This web page is a quick look at the Glucose Transform method for estimating insulin action from measured glucose data. The method was first mentioned in the misc.health.diabetes news group as a way to compare Humalog with Novolog, the two competing meal-time synthetic analogue insulins presently on the market. The Glucose Transform is the title of my thesis that is currently in progress. So this method has not yet been published in journals to be peer reviewed.
This example is for 24U of Novolog and was mentioned in misc.health.diabetes to raise awareness of antibody binding delay effects. The first graph shows measured fingerstick BG data as dots before and after the 24U of Novolog was administered abdominally, to a subcutaneous depth of 12 mm. This was the first dose of Novolog for my body, so I should not have any anti-Novolog antibodies at this time. This BG data is then least squares curve fit to a polynomial, the solid line in this first graph. The Bergman Minimal Model differential equation is then used to transform the BG profile into the estimated insulin action profile of the second graph. The following two graphs are placed back to back for easy comparison. The time scales are slightly different and I'll correct this later with a new gif.
Transformed BG data to estimate insulin action.
Initial 70% peak at 1 hour, human insulin antibody binding delays Novolog action until 4 hours, high affinity antibodies release for 28% peak at 6.8 hours. BG data of the first graph is grossly under-fit to smooth out meter jitter, i.e., average out meter noise. This data set was not corrected for urine glucose losses, that are usually too small to bother with. If urine glucose losses were accounted for, the first 70% peak would be smaller and shift out later in time. This would make Novolog worse, as a meal-time insulin, specific to my body. Insulin action ends at about 7.4 hours, 2.4 hours longer then expected from Novo Nordisk published data, (3-5 hours above figure 3 of Novolog product leaflet), for normal subjects with no antibody binding effects. I am a nonsmoker, (smoking slows absorption by vasoconstriction), and the injection site was not chilled to slow absorption.
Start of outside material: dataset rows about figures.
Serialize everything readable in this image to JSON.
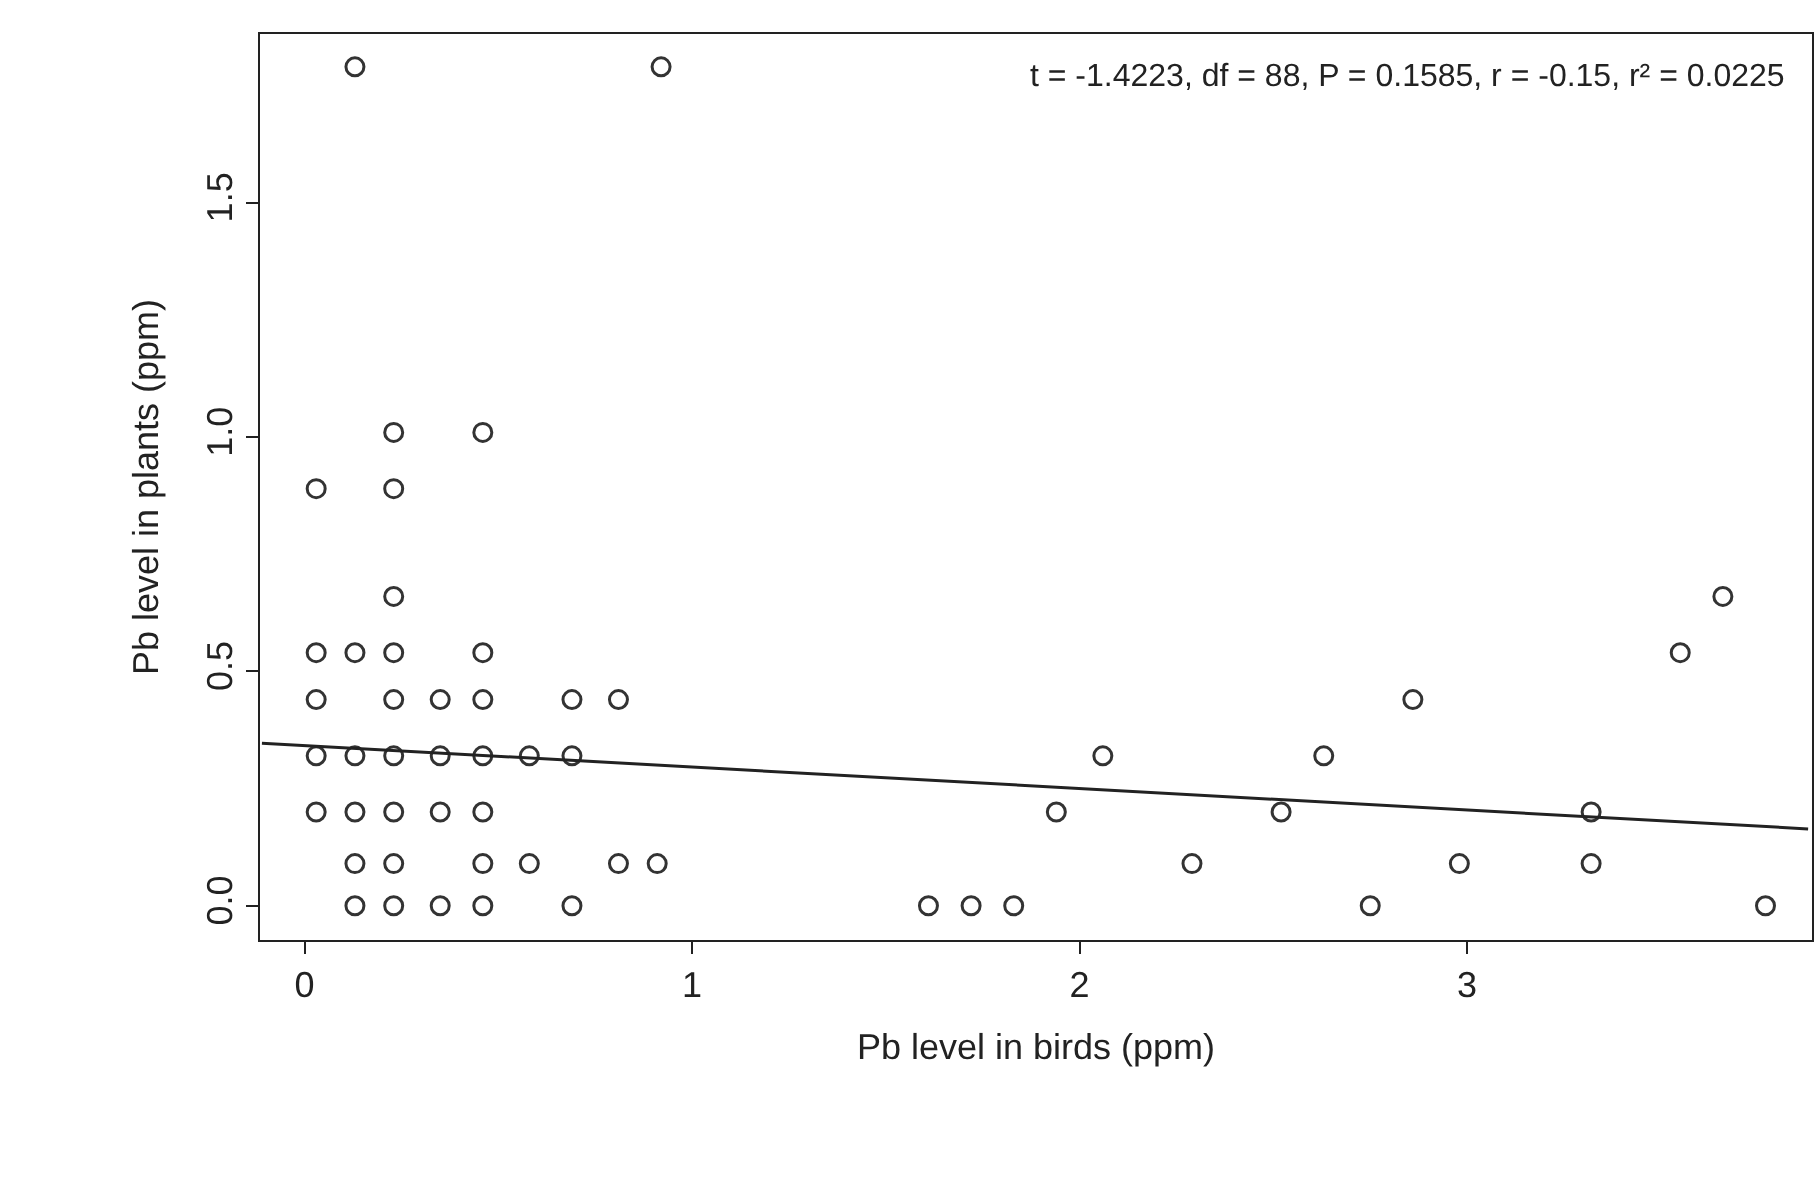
{
  "chart_data": {
    "type": "scatter",
    "xlabel": "Pb level in birds (ppm)",
    "ylabel": "Pb level in plants (ppm)",
    "annotations": [
      "t = -1.4223, df = 88, P = 0.1585, r = -0.15, r² = 0.0225"
    ],
    "xlim": [
      -0.115,
      3.89
    ],
    "ylim": [
      -0.073,
      1.86
    ],
    "xticks": [
      0,
      1,
      2,
      3
    ],
    "yticks": [
      {
        "value": 0,
        "label": "0.0"
      },
      0.5,
      {
        "value": 1,
        "label": "1.0"
      },
      1.5
    ],
    "marker": "circle",
    "series": [
      {
        "color": "#333333",
        "x": [
          0.13,
          0.92,
          0.23,
          0.46,
          0.03,
          0.23,
          0.23,
          0.03,
          0.13,
          0.23,
          0.46,
          0.03,
          0.23,
          0.35,
          0.46,
          0.69,
          0.81,
          0.03,
          0.13,
          0.23,
          0.35,
          0.46,
          0.58,
          0.69,
          0.03,
          0.13,
          0.23,
          0.35,
          0.46,
          0.13,
          0.23,
          0.46,
          0.58,
          0.81,
          0.91,
          0.13,
          0.23,
          0.35,
          0.46,
          0.69,
          1.61,
          1.72,
          1.83,
          1.94,
          2.06,
          2.29,
          2.52,
          2.63,
          2.75,
          2.86,
          2.98,
          3.32,
          3.32,
          3.55,
          3.66,
          3.77
        ],
        "values": [
          1.79,
          1.79,
          1.01,
          1.01,
          0.89,
          0.89,
          0.66,
          0.54,
          0.54,
          0.54,
          0.54,
          0.44,
          0.44,
          0.44,
          0.44,
          0.44,
          0.44,
          0.32,
          0.32,
          0.32,
          0.32,
          0.32,
          0.32,
          0.32,
          0.2,
          0.2,
          0.2,
          0.2,
          0.2,
          0.09,
          0.09,
          0.09,
          0.09,
          0.09,
          0.09,
          0,
          0,
          0,
          0,
          0,
          0,
          0,
          0,
          0.2,
          0.32,
          0.09,
          0.2,
          0.32,
          0,
          0.44,
          0.09,
          0.2,
          0.09,
          0.54,
          0.66,
          0
        ]
      },
      {
        "type": "line",
        "color": "#222222",
        "marker": "none",
        "line_style": "solid",
        "x": [
          -0.11,
          3.88
        ],
        "values": [
          0.347,
          0.164
        ]
      }
    ]
  }
}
This is specific to my metabolism, so your mileage may vary. I'm still collecting data sets for both Humalog, (that I've used for 6 years), and Novolog. So it's too early to decide which is better for me. I've never used beef or pork insulins, so the antibodies could only be from synthetic human insulin. I also have slightly faster Novolog data, in fairness to Novo Nordisk. To date, my Humalog data sets have maximum action peaks from 0.5 hour to 1.75 hours, for dose sizes ranging from 12U to 29U. This is consistent with published data from Eli Lilly for lispro activity and demonstrates a smaller antibody binding influence for this preparation. My current insulin therapy uses Humulin R, NPH, ultralente and Humalog daily. My rates of hypoglycemia are less than 1 per month.
It is also important to note that the Minimal Model only has single glucose and insulin compartments for the whole human body. Therefore, the euglycemic glucose-clamp dextrose infusion data of the Biostator, the current method used to measure insulin action, will be slightly different. But the insulin action peak times should closely agree. The method is also extremely dependent on meter strip reaction chemistry. If the strip reaction chemistry does not have enough range to measure hyperglycemic values accurately, the insulin action profile will have gross meter biases when filtered by the differential equation of the Minimal Model. So the BG meter is important to the method. However, if the same meter methodology is used, when estimating BG from these transformed insulin action profiles using the Minimal Model, then the predicted BG should agree closely with measured BG, (unless the strip lot is bad or very different, suggesting the FDA may need to tighten BG meter tolerance requirements to keep up with technology advancements).
The use of these insulin action profiles will be in some future insulin dosing computer model for personal use, after investigating linearity issues of dose summation, by using this Glucose Transform method. Antibody binding will cause summation of insulin effects to be nonlinear, implying linear models without antibody effects, like the AIDA, will be incorrect for personal use. It is therefore important to understand these nonlinear antibody binding effects, specific to an individual patient, prior to constructing an insulin dosing feedback control computer program that will be calibrated to this patient's metabolism. Two interesting parameters that are determined noninvasively, (other than fingersticks), by the method are the CNS glucose uptake rate and initial hepatic glucose flow, as shown in the second graph.
Final notes: The Bergman Minimal Model differential equation is a special linear case of the Riccati family of nonlinear differential equations. As of this moment, I've decided to pull the thesis and keep the algorithm proprietary. I will eventually publish a paper prior to submitting an SBIR proposal to the NIH. But at this time, linux is my bread, butter and hobby. So when the spirit moves or venture capital/funding arrives, the glucose transform method will advance. However, the method was instrumental in determining Novolog (NovoRapid) was too slow, as a prandial insulin, for my metabolism. So I kept the older, but faster Humalog, for my mealtime insulin requirements.